Again, Grokfast + Adam + small wd fails to learn the task: acc_test_ema_a0980_l2_wd50e-03_lrx4

So why is it the case that AdamW seems to be better than Grokfast + Adam in many cases?

ironjr commented 1 month ago

Thank you for the valuable report. I highly appreciate your effort in experimenting with grokfast. I will also check with my code, too.

Please gently note that the paper and the provided code is for the proof-of-concept that acceleration of grokking phenomenon is observable in the previously known scenarios of grokking if a specifically modulated gradient filters are applied. However, as you may have noticed, for the practical use of such techniques should be followed by optimal filter design (e.g., window size for MA, alpha & weight decay for EMA, or using other types of LPFs) with minimal tuning effort for the actual practitioners. Your precious report seems to imply that the filter parameters are currently sensitive to the tasks in use. We should have a detailed research for the better filter design for ease-of-use applications.

I will investigate further on this and keep you noticed if you may. Thank you again for the report.

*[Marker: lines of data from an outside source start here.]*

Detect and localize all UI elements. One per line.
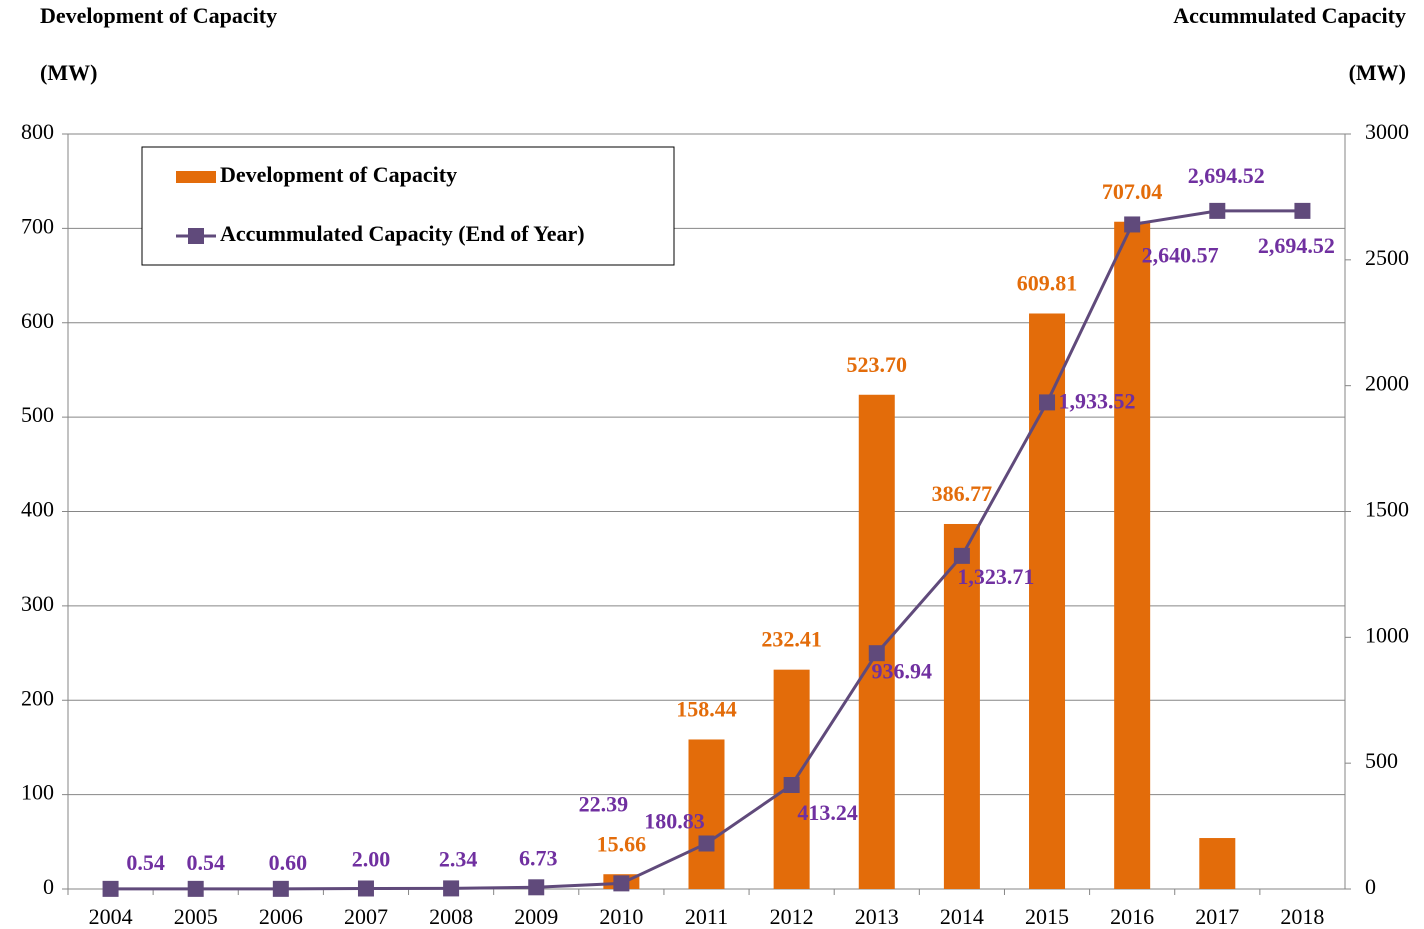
line-marker xyxy=(953,547,970,564)
y-axis-title: Development of Capacity xyxy=(40,3,277,28)
x-tick-label: 2005 xyxy=(174,904,218,929)
x-tick-label: 2016 xyxy=(1110,904,1154,929)
line-marker xyxy=(187,880,204,897)
bar xyxy=(858,394,895,889)
bar-label: 523.70 xyxy=(847,352,908,377)
line-label: 180.83 xyxy=(644,809,705,834)
line-marker xyxy=(1209,202,1226,219)
line-label: 0.54 xyxy=(126,850,165,875)
x-tick-label: 2010 xyxy=(599,904,643,929)
y-tick-label: 700 xyxy=(21,213,54,238)
line-marker xyxy=(783,777,800,794)
bar-label: 386.77 xyxy=(932,481,993,506)
legend-box xyxy=(141,146,675,266)
x-tick-label: 2013 xyxy=(855,904,899,929)
x-tick-label: 2018 xyxy=(1280,904,1324,929)
line-marker xyxy=(528,879,545,896)
line-label: 2.00 xyxy=(352,847,391,872)
line-label: 22.39 xyxy=(579,791,629,816)
y2-tick-label: 2000 xyxy=(1365,371,1409,396)
bar xyxy=(943,523,980,889)
x-tick-label: 2012 xyxy=(770,904,814,929)
line-marker xyxy=(272,880,289,897)
y-tick-label: 100 xyxy=(21,780,54,805)
line-label: 1,323.71 xyxy=(957,564,1034,589)
y2-tick-label: 3000 xyxy=(1365,119,1409,144)
line-marker xyxy=(1294,202,1311,219)
legend-label: Accummulated Capacity (End of Year) xyxy=(220,221,585,246)
line-marker xyxy=(102,880,119,897)
y2-tick-label: 1000 xyxy=(1365,622,1409,647)
bar-label: 15.66 xyxy=(597,831,647,856)
line-marker xyxy=(357,880,374,897)
x-tick-label: 2008 xyxy=(429,904,473,929)
legend-swatch xyxy=(176,171,216,183)
bar-label: 232.41 xyxy=(761,627,822,652)
bar xyxy=(688,739,725,889)
line-label: 6.73 xyxy=(519,845,558,870)
line-label: 2,640.57 xyxy=(1142,243,1219,268)
line-marker xyxy=(1124,216,1141,233)
legend-label: Development of Capacity xyxy=(220,162,457,187)
line-marker xyxy=(443,880,460,897)
bar-label: 609.81 xyxy=(1017,271,1078,296)
bar xyxy=(1199,838,1236,889)
x-tick-label: 2006 xyxy=(259,904,303,929)
line-marker xyxy=(698,835,715,852)
line-marker xyxy=(868,645,885,662)
y-tick-label: 300 xyxy=(21,591,54,616)
y-tick-label: 0 xyxy=(43,874,54,899)
y2-tick-label: 0 xyxy=(1365,874,1376,899)
x-tick-label: 2017 xyxy=(1195,904,1239,929)
line-label: 2,694.52 xyxy=(1258,233,1335,258)
y-tick-label: 500 xyxy=(21,402,54,427)
x-tick-label: 2004 xyxy=(89,904,133,929)
line-label: 936.94 xyxy=(872,658,933,683)
bar xyxy=(1114,221,1151,889)
line-marker xyxy=(1039,394,1056,411)
line-marker xyxy=(613,875,630,892)
y-axis-unit: (MW) xyxy=(40,60,97,85)
line-label: 2,694.52 xyxy=(1188,163,1265,188)
y-tick-label: 200 xyxy=(21,685,54,710)
line-label: 0.54 xyxy=(186,850,225,875)
x-tick-label: 2007 xyxy=(344,904,388,929)
x-tick-label: 2009 xyxy=(514,904,558,929)
x-tick-label: 2011 xyxy=(685,904,728,929)
y2-tick-label: 1500 xyxy=(1365,497,1409,522)
line-label: 413.24 xyxy=(797,800,858,825)
y2-tick-label: 500 xyxy=(1365,748,1398,773)
legend-marker xyxy=(188,228,204,244)
x-tick-label: 2015 xyxy=(1025,904,1069,929)
bar-label: 158.44 xyxy=(676,697,737,722)
x-tick-label: 2014 xyxy=(940,904,984,929)
line-label: 0.60 xyxy=(269,850,308,875)
y-tick-label: 600 xyxy=(21,308,54,333)
bar-label: 707.04 xyxy=(1102,179,1163,204)
y-tick-label: 800 xyxy=(21,119,54,144)
y2-axis-unit: (MW) xyxy=(1349,60,1406,85)
y2-axis-title: Accummulated Capacity xyxy=(1173,3,1406,28)
y2-tick-label: 2500 xyxy=(1365,245,1409,270)
line-label: 1,933.52 xyxy=(1059,388,1136,413)
line-label: 2.34 xyxy=(439,846,478,871)
y-tick-label: 400 xyxy=(21,497,54,522)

Zhi0467 commented 1 month ago

Thank you for the valuable report. I highly appreciate your effort in experimenting with grokfast. I will also check with my code, too.

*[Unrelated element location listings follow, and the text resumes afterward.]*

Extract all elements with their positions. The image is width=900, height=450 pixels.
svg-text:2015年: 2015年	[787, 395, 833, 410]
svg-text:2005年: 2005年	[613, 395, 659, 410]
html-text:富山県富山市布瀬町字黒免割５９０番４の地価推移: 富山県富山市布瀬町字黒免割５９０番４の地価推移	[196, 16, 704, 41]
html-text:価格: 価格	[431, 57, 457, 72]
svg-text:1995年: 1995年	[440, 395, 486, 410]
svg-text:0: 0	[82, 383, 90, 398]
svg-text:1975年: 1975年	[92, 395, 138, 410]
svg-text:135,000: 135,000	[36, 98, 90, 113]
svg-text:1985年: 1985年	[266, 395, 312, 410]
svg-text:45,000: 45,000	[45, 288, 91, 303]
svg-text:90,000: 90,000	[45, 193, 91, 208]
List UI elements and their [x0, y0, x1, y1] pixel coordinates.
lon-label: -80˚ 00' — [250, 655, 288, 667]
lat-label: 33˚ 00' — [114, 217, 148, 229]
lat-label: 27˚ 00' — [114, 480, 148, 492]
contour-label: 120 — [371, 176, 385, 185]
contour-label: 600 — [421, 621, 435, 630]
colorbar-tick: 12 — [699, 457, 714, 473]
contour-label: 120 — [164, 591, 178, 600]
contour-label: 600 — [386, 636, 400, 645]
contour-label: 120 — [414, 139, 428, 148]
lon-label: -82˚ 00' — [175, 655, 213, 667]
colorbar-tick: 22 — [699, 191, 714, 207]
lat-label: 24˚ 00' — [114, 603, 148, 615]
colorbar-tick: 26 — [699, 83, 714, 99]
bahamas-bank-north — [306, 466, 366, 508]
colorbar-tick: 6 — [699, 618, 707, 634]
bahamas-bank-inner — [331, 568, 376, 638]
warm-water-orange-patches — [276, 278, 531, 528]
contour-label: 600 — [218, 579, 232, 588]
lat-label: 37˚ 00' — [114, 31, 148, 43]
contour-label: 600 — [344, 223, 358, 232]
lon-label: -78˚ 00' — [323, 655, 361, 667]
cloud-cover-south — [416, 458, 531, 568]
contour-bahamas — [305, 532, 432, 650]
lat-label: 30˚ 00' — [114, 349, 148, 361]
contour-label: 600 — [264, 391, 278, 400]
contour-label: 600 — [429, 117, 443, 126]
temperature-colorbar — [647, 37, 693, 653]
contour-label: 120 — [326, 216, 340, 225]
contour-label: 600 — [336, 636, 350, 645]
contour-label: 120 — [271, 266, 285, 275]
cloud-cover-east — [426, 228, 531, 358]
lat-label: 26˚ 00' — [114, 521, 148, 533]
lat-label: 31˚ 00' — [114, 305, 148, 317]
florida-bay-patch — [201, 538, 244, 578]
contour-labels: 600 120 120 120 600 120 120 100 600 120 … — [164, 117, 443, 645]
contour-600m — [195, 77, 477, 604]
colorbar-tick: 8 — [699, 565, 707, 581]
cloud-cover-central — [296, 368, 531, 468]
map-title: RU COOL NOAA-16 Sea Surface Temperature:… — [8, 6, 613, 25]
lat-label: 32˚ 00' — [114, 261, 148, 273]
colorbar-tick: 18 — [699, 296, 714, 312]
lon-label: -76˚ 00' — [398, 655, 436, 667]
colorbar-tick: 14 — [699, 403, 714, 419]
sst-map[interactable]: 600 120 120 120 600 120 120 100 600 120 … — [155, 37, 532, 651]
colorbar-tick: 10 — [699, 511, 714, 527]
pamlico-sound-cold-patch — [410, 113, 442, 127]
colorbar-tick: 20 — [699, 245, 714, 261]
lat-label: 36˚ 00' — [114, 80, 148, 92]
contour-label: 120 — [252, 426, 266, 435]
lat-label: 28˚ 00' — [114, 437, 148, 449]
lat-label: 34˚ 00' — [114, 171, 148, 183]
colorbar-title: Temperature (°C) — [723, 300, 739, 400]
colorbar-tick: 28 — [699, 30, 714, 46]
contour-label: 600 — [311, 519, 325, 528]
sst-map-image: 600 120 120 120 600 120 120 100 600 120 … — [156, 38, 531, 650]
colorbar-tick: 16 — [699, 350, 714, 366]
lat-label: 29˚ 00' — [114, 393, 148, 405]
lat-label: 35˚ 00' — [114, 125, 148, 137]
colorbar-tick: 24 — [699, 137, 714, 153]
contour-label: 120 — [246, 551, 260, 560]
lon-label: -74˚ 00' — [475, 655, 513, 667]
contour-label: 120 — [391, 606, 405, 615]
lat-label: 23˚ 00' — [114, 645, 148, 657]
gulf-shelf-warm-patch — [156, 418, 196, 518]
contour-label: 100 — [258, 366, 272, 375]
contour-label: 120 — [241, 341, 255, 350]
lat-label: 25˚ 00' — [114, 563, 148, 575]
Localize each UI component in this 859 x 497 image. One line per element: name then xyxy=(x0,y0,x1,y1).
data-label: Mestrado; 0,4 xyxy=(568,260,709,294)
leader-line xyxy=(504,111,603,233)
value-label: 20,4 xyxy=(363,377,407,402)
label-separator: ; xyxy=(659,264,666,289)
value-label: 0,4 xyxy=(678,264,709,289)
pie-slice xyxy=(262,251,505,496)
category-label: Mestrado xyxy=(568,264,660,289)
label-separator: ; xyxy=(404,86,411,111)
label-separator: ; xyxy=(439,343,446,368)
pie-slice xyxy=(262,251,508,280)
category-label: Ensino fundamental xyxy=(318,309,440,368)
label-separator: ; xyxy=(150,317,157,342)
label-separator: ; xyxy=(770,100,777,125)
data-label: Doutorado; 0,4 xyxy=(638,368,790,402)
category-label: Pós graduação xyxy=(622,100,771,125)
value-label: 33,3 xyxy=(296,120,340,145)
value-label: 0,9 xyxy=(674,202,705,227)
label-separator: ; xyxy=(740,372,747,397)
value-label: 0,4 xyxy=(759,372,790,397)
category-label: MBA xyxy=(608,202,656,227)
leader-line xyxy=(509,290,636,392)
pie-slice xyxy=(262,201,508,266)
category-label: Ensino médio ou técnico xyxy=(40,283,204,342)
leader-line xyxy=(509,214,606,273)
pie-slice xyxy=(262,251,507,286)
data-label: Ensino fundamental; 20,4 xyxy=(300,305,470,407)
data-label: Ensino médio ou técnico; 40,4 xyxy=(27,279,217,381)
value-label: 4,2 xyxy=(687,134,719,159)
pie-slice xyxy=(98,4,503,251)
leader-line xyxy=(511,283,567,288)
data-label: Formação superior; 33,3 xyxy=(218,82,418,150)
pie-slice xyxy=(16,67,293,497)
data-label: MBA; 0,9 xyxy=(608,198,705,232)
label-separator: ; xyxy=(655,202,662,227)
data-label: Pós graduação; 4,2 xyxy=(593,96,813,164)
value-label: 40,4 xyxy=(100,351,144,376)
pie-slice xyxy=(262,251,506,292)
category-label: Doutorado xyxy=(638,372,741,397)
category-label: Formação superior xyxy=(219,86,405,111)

Please gently note that the paper and the provided code is for the proof-of-concept that acceleration of grokking phenomenon is observable in the previously known scenarios of grokking if a specifically modulated gradient filters are applied. However, as you may have noticed, for the practical use of such techniques should be followed by optimal filter design (e.g., window size for MA, alpha & weight decay for EMA, or using other types of LPFs) with minimal tuning effort for the actual practitioners. Your precious report seems to imply that the filter parameters are currently sensitive to the tasks in use. We should have a detailed research for the better filter design for ease-of-use applications.

I will investigate further on this and keep you noticed if you may. Thank you again for the report.

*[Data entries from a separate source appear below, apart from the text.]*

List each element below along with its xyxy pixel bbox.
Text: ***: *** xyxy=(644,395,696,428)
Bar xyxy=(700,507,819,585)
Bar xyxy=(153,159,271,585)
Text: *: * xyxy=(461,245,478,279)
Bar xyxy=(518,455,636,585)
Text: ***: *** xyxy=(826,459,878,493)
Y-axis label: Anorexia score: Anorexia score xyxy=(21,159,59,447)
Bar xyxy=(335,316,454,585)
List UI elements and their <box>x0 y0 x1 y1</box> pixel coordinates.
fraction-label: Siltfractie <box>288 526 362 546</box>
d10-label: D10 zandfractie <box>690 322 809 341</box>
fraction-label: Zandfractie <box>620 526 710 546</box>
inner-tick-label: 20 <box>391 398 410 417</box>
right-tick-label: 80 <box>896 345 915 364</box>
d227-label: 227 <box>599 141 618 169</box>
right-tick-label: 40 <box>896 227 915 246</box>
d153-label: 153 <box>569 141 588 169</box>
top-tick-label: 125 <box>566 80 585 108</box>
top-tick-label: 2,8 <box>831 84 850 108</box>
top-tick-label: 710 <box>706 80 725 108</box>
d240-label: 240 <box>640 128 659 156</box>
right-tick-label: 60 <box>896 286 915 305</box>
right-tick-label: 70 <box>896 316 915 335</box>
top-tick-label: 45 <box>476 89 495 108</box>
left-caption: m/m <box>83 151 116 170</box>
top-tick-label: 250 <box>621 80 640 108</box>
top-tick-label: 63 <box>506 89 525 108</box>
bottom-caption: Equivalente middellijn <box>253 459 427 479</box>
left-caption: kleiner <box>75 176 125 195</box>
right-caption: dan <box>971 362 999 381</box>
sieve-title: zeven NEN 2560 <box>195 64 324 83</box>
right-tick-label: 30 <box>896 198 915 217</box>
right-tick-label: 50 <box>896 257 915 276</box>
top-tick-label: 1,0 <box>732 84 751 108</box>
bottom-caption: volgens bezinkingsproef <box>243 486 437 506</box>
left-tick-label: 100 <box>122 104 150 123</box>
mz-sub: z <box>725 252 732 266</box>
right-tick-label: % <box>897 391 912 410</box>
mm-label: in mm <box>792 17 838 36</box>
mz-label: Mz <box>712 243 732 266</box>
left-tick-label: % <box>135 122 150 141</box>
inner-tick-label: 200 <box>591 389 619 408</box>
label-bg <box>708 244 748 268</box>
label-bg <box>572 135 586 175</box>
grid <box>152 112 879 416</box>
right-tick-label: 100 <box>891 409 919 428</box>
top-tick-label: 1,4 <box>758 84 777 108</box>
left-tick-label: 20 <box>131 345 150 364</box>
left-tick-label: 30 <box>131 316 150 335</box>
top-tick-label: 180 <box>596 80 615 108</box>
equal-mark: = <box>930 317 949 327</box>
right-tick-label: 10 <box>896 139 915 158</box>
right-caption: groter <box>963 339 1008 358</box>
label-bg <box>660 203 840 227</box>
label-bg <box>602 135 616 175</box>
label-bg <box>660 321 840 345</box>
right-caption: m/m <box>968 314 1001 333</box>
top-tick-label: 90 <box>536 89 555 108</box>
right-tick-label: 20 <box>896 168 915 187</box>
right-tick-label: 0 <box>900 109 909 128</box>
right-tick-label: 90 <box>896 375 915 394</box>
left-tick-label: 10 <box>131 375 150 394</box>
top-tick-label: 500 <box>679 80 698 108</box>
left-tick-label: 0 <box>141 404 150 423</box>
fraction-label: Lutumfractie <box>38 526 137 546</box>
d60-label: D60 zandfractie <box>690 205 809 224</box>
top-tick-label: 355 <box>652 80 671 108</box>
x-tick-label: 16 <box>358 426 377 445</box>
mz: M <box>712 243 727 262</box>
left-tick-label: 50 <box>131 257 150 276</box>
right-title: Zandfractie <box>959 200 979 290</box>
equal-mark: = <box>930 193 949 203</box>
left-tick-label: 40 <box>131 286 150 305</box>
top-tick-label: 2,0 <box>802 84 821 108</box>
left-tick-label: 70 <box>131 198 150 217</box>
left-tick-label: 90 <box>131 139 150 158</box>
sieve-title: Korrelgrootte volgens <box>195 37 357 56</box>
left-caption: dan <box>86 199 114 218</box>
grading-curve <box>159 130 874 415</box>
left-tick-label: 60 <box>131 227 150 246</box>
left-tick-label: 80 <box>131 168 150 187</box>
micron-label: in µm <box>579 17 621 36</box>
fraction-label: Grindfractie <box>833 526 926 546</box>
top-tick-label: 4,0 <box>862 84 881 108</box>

Thanks and please keep me updated! I forgot to point out that the alpha and lambda I used for experiment 1 - NO4 are 0.99 and 5.0 instead of the suggested 0.98 and 2.0, so as you've mentioned, it's currently sensitive to parameter tuning. As for the second experiment, I used 0.98 and 2.0 but the failure implies that either we need to tune the parameters for each specific task (xy or x^2 + xy + y^2) or that current grokfast struggles with more difficult tasks. Anyway, I'll keep looking into this and hope to see more comprehensive experiments!